Tuesday, October 26, 2010

Treaon!

I wrote yesterday that my opinion of the WikiLeaks document drop this week is nothing short of pure treason.  Victor Davis Hanson seems to concur:

There has never been anything quite like WikiLeaks in American military history. We are engaged in a great experiment to see whether the U.S. military can still persist in a conflict when it knows that any and all of its private communications can become public — and will be selectively aired and hyped by people with a preconceived bias against it. Had the public known in real time from periodic media leaks about operational disasters surrounding the planning for the D-Day landings, intelligence failures at the Bulge or Okinawa, or G.I. treatment of some German and Japanese prisoners, the story of World War II might have been somewhat different.
Hanson points out that while Julian Assange claims to be dedicated toward "uncovering  bad behavior by governments around the world," he only  "targets the West."

Call me naive, but could someone explain to me how it's not treasonous when he's endangering the lives and revealing the secrets and methods of our U.S. military operations?  

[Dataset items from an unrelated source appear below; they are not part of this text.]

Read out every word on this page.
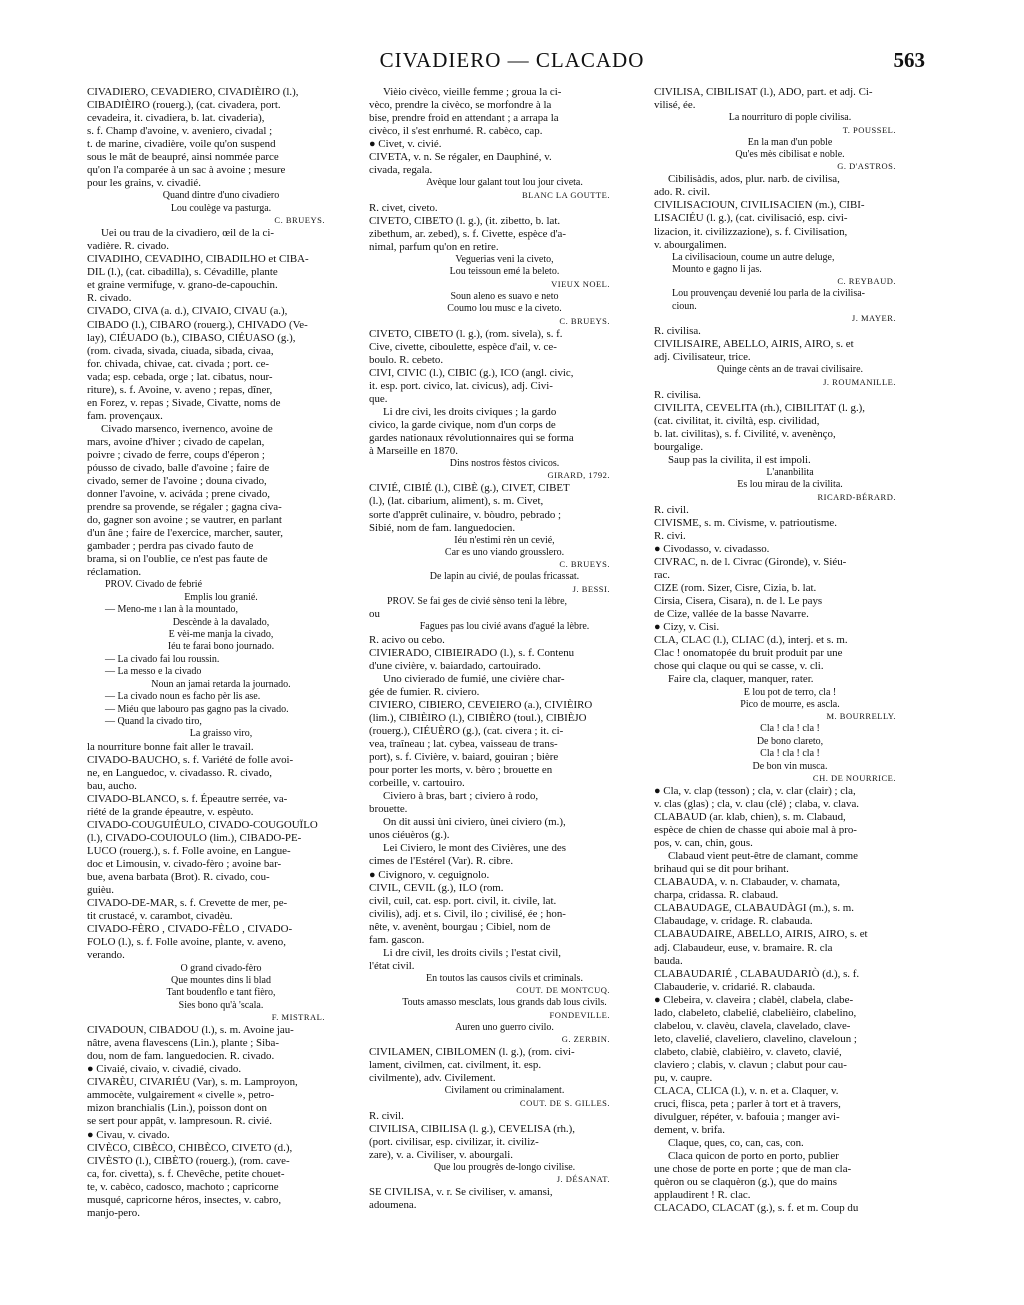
CIVADIERO — CLACADO	563
CIVADIERO, CEVADIERO, CIVADIÈIRO (l.),
CIBADIÈIRO (rouerg.), (cat. civadera, port.
cevadeira, it. civadiera, b. lat. civaderia),
s. f. Champ d'avoine, v. aveniero, civadal ;
t. de marine, civadière, voile qu'on suspend
sous le mât de beaupré, ainsi nommée parce
qu'on l'a comparée à un sac à avoine ; mesure
pour les grains, v. civadié.
Quand dintre d'uno civadiero
Lou coulège va pasturga.
C. BRUEYS.
Uei ou trau de la civadiero, œil de la ci-
vadière. R. civado.
CIVADIHO, CEVADIHO, CIBADILHO et CIBA-
DIL (l.), (cat. cibadilla), s. Cévadille, plante
et graine vermifuge, v. grano-de-capouchin.
R. civado.
CIVADO, CIVA (a. d.), CIVAIO, CIVAU (a.),
CIBADO (l.), CIBARO (rouerg.), CHIVADO (Ve-
lay), CIÉUADO (b.), CIBASO, CIÉUASO (g.),
(rom. civada, sivada, ciuada, sibada, civaa,
for. chivada, chivae, cat. civada ; port. ce-
vada; esp. cebada, orge ; lat. cibatus, nour-
riture), s. f. Avoine, v. aveno ; repas, dîner,
en Forez, v. repas ; Sivade, Civatte, noms de
fam. provençaux.
Civado marsenco, ivernenco, avoine de
mars, avoine d'hiver ; civado de capelan,
poivre ; civado de ferre, coups d'éperon ;
póusso de civado, balle d'avoine ; faire de
civado, semer de l'avoine ; douna civado,
donner l'avoine, v. aciváda ; prene civado,
prendre sa provende, se régaler ; gagna civa-
do, gagner son avoine ; se vautrer, en parlant
d'un âne ; faire de l'exercice, marcher, sauter,
gambader ; perdra pas civado fauto de
brama, si on l'oublie, ce n'est pas faute de
réclamation.
PROV. Civado de febrié
Emplis lou granié.
— Meno-me ı lan à la mountado,
Descènde à la davalado,
E vèi-me manja la civado,
Iéu te farai bono journado.
— La civado fai lou roussin.
— La messo e la civado
Noun an jamai retarda la journado.
— La civado noun es facho pèr lis ase.
— Miéu que labouro pas gagno pas la civado.
— Quand la civado tiro,
La graisso viro,
la nourriture bonne fait aller le travail.
CIVADO-BAUCHO, s. f. Variété de folle avoi-
ne, en Languedoc, v. civadasso. R. civado,
bau, aucho.
CIVADO-BLANCO, s. f. Épeautre serrée, va-
riété de la grande épeautre, v. espèuto.
CIVADO-COUGUIÉULO, CIVADO-COUGOUÏLO
(l.), CIVADO-COUIOULO (lim.), CIBADO-PE-
LUCO (rouerg.), s. f. Folle avoine, en Langue-
doc et Limousin, v. civado-fèro ; avoine bar-
bue, avena barbata (Brot). R. civado, cou-
guièu.
CIVADO-DE-MAR, s. f. Crevette de mer, pe-
tit crustacé, v. carambot, civadèu.
CIVADO-FÈRO , CIVADO-FÈLO , CIVADO-
FOLO (l.), s. f. Folle avoine, plante, v. aveno,
verando.
O grand civado-fèro
Que mountes dins li blad
Tant boudenflo e tant fièro,
Sies bono qu'à 'scala.
F. MISTRAL.
CIVADOUN, CIBADOU (l.), s. m. Avoine jau-
nâtre, avena flavescens (Lin.), plante ; Siba-
dou, nom de fam. languedocien. R. civado.
● Civaié, civaio, v. civadié, civado.
CIVARÈU, CIVARIÉU (Var), s. m. Lamproyon,
ammocète, vulgairement « civelle », petro-
mizon branchialis (Lin.), poisson dont on
se sert pour appât, v. lampresoun. R. civié.
● Civau, v. civado.
CIVÈCO, CIBÈCO, CHIBÈCO, CIVETO (d.),
CIVÈSTO (l.), CIBÈTO (rouerg.), (rom. cave-
ca, for. civetta), s. f. Chevêche, petite chouet-
te, v. cabèco, cadosco, machoto ; capricorne
musqué, capricorne héros, insectes, v. cabro,
manjo-pero.
Vièio civèco, vieille femme ; groua la ci-
vèco, prendre la civèco, se morfondre à la
bise, prendre froid en attendant ; a arrapa la
civèco, il s'est enrhumé. R. cabèco, cap.
● Civet, v. civié.
CIVETA, v. n. Se régaler, en Dauphiné, v.
civada, regala.
Avèque lour galant tout lou jour civeta.
BLANC LA GOUTTE.
R. civet, civeto.
CIVETO, CIBETO (l. g.), (it. zibetto, b. lat.
zibethum, ar. zebed), s. f. Civette, espèce d'a-
nimal, parfum qu'on en retire.
Veguerias veni la civeto,
Lou teissoun emé la beleto.
VIEUX NOEL.
Soun aleno es suavo e neto
Coumo lou musc e la civeto.
C. BRUEYS.
CIVETO, CIBETO (l. g.), (rom. sivela), s. f.
Cive, civette, ciboulette, espèce d'ail, v. ce-
boulo. R. cebeto.
CIVI, CIVIC (l.), CIBIC (g.), ICO (angl. civic,
it. esp. port. civico, lat. civicus), adj. Civi-
que.
Li dre civi, les droits civiques ; la gardo
civico, la garde civique, nom d'un corps de
gardes nationaux révolutionnaires qui se forma
à Marseille en 1870.
Dins nostros fèstos civicos.
GIRARD, 1792.
CIVIÉ, CIBIÉ (l.), CIBÈ (g.), CIVET, CIBET
(l.), (lat. cibarium, aliment), s. m. Civet,
sorte d'apprêt culinaire, v. bòudro, pebrado ;
Sibié, nom de fam. languedocien.
Iéu n'estimi rèn un cevié,
Car es uno viando grousslero.
C. BRUEYS.
De lapin au civié, de poulas fricassat.
J. BESSI.
PROV. Se fai ges de civié sènso teni la lèbre,
ou
Fagues pas lou civié avans d'agué la lèbre.
R. acivo ou cebo.
CIVIERADO, CIBIEIRADO (l.), s. f. Contenu
d'une civière, v. baiardado, cartouirado.
Uno civierado de fumié, une civière char-
gée de fumier. R. civiero.
CIVIERO, CIBIERO, CEVEIERO (a.), CIVIÈIRO
(lim.), CIBIÈIRO (l.), CIBIÈRO (toul.), CIBIÈJO
(rouerg.), CIÉUÈRO (g.), (cat. civera ; it. ci-
vea, traîneau ; lat. cybea, vaisseau de trans-
port), s. f. Civière, v. baiard, gouiran ; bière
pour porter les morts, v. bèro ; brouette en
corbeille, v. cartouiro.
Civiero à bras, bart ; civiero à rodo,
brouette.
On dit aussi ùni civiero, ùnei civiero (m.),
unos ciéuèros (g.).
Lei Civiero, le mont des Civières, une des
cimes de l'Estérel (Var). R. cibre.
● Civignoro, v. ceguignolo.
CIVIL, CEVIL (g.), ILO (rom.
civil, cuil, cat. esp. port. civil, it. civile, lat.
civilis), adj. et s. Civil, ilo ; civilisé, ée ; hon-
nête, v. avenènt, bourgau ; Cibiel, nom de
fam. gascon.
Li dre civil, les droits civils ; l'estat civil,
l'état civil.
En toutos las causos civils et criminals.
COUT. DE MONTCUQ.
Touts amasso mesclats, lous grands dab lous civils.
FONDEVILLE.
Auren uno guerro civilo.
G. ZERBIN.
CIVILAMEN, CIBILOMEN (l. g.), (rom. civi-
lament, civilmen, cat. civilment, it. esp.
civilmente), adv. Civilement.
Civilament ou criminalament.
COUT. DE S. GILLES.
R. civil.
CIVILISA, CIBILISA (l. g.), CEVELISA (rh.),
(port. civilisar, esp. civilizar, it. civiliz-
zare), v. a. Civiliser, v. abourgali.
Que lou prougrès de-longo civilise.
J. DÉSANAT.
SE CIVILISA, v. r. Se civiliser, v. amansi,
adoumena.
CIVILISA, CIBILISAT (l.), ADO, part. et adj. Ci-
vilisé, ée.
La nourrituro di pople civilisa.
T. POUSSEL.
En la man d'un poble
Qu'es mès cibilisat e noble.
G. D'ASTROS.
Cibilisàdis, ados, plur. narb. de civilisa,
ado. R. civil.
CIVILISACIOUN, CIVILISACIEN (m.), CIBI-
LISACIÉU (l. g.), (cat. civilisació, esp. civi-
lizacion, it. civilizzazione), s. f. Civilisation,
v. abourgalimen.
La civilisacioun, coume un autre deluge,
Mounto e gagno li jas.
C. REYBAUD.
Lou prouvençau devenié lou parla de la civilisa-
cioun.
J. MAYER.
R. civilisa.
CIVILISAIRE, ABELLO, AIRIS, AIRO, s. et
adj. Civilisateur, trice.
Quinge cènts an de travai civilisaire.
J. ROUMANILLE.
R. civilisa.
CIVILITA, CEVELITA (rh.), CIBILITAT (l. g.),
(cat. civilitat, it. civiltà, esp. civilidad,
b. lat. civilitas), s. f. Civilité, v. avenènço,
bourgalige.
Saup pas la civilita, il est impoli.
L'ananbilita
Es lou mirau de la civilita.
RICARD-BÉRARD.
R. civil.
CIVISME, s. m. Civisme, v. patrioutisme.
R. civi.
● Civodasso, v. civadasso.
CIVRAC, n. de l. Civrac (Gironde), v. Siéu-
rac.
CIZE (rom. Sizer, Cisre, Cizia, b. lat.
Cirsia, Cisera, Cisara), n. de l. Le pays
de Cize, vallée de la basse Navarre.
● Cizy, v. Cisi.
CLA, CLAC (l.), CLIAC (d.), interj. et s. m.
Clac ! onomatopée du bruit produit par une
chose qui claque ou qui se casse, v. cli.
Faire cla, claquer, manquer, rater.
E lou pot de terro, cla !
Pico de mourre, es ascla.
M. BOURRELLY.
Cla ! cla ! cla !
De bono clareto,
Cla ! cla ! cla !
De bon vin musca.
CH. DE NOURRICE.
● Cla, v. clap (tesson) ; cla, v. clar (clair) ; cla,
v. clas (glas) ; cla, v. clau (clé) ; claba, v. clava.
CLABAUD (ar. klab, chien), s. m. Clabaud,
espèce de chien de chasse qui aboie mal à pro-
pos, v. can, chin, gous.
Clabaud vient peut-être de clamant, comme
brihaud qui se dit pour brihant.
CLABAUDA, v. n. Clabauder, v. chamata,
charpa, cridassa. R. clabaud.
CLABAUDAGE, CLABAUDÀGI (m.), s. m.
Clabaudage, v. cridage. R. clabauda.
CLABAUDAIRE, ABELLO, AIRIS, AIRO, s. et
adj. Clabaudeur, euse, v. bramaire. R. cla
bauda.
CLABAUDARIÉ , CLABAUDARIÒ (d.), s. f.
Clabauderie, v. cridarié. R. clabauda.
● Clebeira, v. claveira ; clabèl, clabela, clabe-
lado, clabeleto, clabelié, clabelièiro, clabelino,
clabelou, v. clavèu, clavela, clavelado, clave-
leto, clavelié, claveliero, clavelino, claveloun ;
clabeto, clabiè, clabièiro, v. claveto, clavié,
claviero ; clabis, v. clavun ; clabut pour cau-
pu, v. caupre.
CLACA, CLICA (l.), v. n. et a. Claquer, v.
cruci, flisca, peta ; parler à tort et à travers,
divulguer, répéter, v. bafouia ; manger avi-
dement, v. brifa.
Claque, ques, co, can, cas, con.
Claca quicon de porto en porto, publier
une chose de porte en porte ; que de man cla-
quèron ou se claquèron (g.), que do mains
applaudirent ! R. clac.
CLACADO, CLACAT (g.), s. f. et m. Coup du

Hanson doesn't scream "treason!" as I do, but he does foresee trouble on the horizon for WikiLeaks:

But WikiLeaks is now flitting around within the red zone, and any leaks about Afghanistan or Iraq post January 2009 reflect upon a left-wing Obama government. A public perception of inappropriate military policy would endanger an entire far-left social experiment at home.
Yes, indeed.   As Obama has adopted many of the Bush policies in the war, and retained Gitmo, after all, and as WikiLeaks begins to release documents of that nature, maybe the NYT won't feel the need to publish this sort of thing any longer.  Certainly our military would be safer.

2 comments:

  1. Assmange is an Australian so, technically, he can't commit treason against the US. He (and we) would still benefit greatly from him being hanged for crimes against the US, but his treason, per se, is up to the Australians to deal with.

    ReplyDelete
  2. Assmange could not do what he does except for acts of treason on the part of members of our military. We are at war and the service members should be hanged. Assmange is probably guilty of breaking some law that forbids materially aiding an act of treason.
    If our executive branch lacks the will to protect our service members from some of the possible harm that comes from these acts they probably should not ask citizens to put their lives on the line in faraway lands.